30 AĞUSTOS ZAFERİ’NE GİDEN ÇETİN YOL
Hamaseti ben de sevmem.
Günümüzün baş edilmesi gereken milli ölçekli dertleri var iken, eskinin kahramanlıklarının üstüne yatmayı doğru bulmam. Anacak, bu coğrafyada, insanın ve doğanın ve işleyişin kaderini değiştiren bazı olayların bilinmesi bir çok nedenle şart.
1900’lü yılların başı.
Emperyalist güçlerin, Osmanlı İmparatorluğu’nun tanıdığı ayrıcalıklarla hükmetme, topraklarıyla birlikte hakim olduğu coğrafyaların emir vereni olma, nihayetinde varlığını bölüşme konularında şiddetlenen umutlu çabalarının yoğunlaştığı dönem.
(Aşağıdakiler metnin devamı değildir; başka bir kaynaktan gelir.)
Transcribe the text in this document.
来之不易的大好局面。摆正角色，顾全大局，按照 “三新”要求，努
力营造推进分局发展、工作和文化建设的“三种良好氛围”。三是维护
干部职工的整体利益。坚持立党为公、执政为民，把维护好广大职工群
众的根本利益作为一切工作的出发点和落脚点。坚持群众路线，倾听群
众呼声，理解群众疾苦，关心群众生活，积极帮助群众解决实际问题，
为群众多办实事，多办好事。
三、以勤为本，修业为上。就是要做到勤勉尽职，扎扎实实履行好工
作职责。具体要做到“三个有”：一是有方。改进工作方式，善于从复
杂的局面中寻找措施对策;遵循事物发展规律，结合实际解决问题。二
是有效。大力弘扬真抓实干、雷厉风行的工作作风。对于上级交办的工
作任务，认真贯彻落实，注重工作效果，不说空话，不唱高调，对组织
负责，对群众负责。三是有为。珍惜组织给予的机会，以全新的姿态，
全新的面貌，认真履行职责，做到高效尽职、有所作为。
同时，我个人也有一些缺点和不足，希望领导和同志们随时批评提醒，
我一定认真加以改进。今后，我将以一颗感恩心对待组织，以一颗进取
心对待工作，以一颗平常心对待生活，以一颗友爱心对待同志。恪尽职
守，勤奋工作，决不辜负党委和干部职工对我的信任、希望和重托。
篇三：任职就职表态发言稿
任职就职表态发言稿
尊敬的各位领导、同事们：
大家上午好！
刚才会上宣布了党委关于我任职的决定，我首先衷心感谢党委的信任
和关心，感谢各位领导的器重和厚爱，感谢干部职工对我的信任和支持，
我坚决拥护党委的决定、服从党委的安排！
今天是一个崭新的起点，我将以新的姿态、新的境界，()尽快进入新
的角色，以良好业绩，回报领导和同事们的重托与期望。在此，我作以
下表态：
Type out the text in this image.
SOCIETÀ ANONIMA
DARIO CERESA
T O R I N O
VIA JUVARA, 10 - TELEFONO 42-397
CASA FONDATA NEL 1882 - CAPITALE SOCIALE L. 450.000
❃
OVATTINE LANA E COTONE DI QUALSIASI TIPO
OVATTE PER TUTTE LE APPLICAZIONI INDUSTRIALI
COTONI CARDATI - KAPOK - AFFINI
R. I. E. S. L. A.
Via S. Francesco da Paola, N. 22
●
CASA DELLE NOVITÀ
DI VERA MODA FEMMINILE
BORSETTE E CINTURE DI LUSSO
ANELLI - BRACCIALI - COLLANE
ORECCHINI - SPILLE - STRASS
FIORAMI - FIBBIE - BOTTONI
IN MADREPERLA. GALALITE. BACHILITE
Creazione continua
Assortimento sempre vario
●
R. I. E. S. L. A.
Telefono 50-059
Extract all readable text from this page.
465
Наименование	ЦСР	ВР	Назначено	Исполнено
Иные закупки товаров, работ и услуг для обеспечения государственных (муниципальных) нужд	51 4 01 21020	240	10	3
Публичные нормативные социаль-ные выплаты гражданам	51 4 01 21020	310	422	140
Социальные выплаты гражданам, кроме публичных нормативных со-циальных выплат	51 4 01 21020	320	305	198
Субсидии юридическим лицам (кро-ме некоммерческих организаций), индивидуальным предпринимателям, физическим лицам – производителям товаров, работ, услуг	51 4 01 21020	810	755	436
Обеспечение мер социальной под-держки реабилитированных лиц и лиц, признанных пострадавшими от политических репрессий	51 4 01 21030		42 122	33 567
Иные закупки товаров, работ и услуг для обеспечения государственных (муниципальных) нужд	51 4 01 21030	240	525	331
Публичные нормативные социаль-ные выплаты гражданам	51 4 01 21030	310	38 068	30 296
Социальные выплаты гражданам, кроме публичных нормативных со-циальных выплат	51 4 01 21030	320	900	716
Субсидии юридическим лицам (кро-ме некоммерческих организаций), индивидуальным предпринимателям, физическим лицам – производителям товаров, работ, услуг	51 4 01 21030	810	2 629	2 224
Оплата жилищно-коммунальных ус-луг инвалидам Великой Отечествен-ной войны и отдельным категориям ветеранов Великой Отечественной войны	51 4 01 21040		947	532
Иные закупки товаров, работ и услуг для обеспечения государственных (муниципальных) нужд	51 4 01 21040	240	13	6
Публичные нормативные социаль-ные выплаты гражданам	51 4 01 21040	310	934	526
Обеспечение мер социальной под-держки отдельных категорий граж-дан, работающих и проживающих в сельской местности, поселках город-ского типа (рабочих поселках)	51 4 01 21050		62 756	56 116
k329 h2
Hasta adam lakabını taktıkları imparatorluğun payitahtı olan İstanbul’da para alsatından, makam al satına kadar her işe burnunu sokmuş kişi ve gruplar cirit atmakta. Olanları, fakr-u zaruret içinde, hem pısmış, hem endişeye gark olmuş ruhlarıyla seyreden insanların biriktirdiği öfke ile buluşturup umuda ve güzel günlere taşıyacak yürekli insanlar da, gecelerini gündüzlerine katarak harıl harıl çalışmaktalar. Gerçekte mazlumun şirreti ve zulmü yeneceği anının matematiği gereğince formülü tasarlanmaktadır.
Karada ve denizde ölüm saçan sürüngenleri ve çelik kuşları olan, geçmişi insan kanı kokan çöplükten ibaret, öldüre öldüre yaşamayı doğanın vazgeçilmezi kanunu saymış medeniyeti maddiyattan öteye taşıyamamış anlayışın mümessili olanlar ile bunlardan korkanların edepsizlik halayıdır sergilenenlerin omurgası sayılacak hal.
Şuna emir ver, bunun görevini değiştir, ötekini görevden al, berikine ayrıcalık tanı düzeyine kadar ilerlemiş olan hafife alma işinden ötürü gururu incinen öfkeli askerler ve aydınların adım adım takip edilip baskılandığı bu zamanın en önemli kazanımı, Namık Kemal’in “vatanın bağrına düşman dayamış hançerini, yoğimiş kurtaracak bahtı kara maderini” ile ifade edilen umutsuzluğun değişmez sanılan yerini, “vatanın bağrına düşman dayamış hançerini, bulunur kurtaracak bahtı kara maderini.” anlayışına bırakmış olmasıdır.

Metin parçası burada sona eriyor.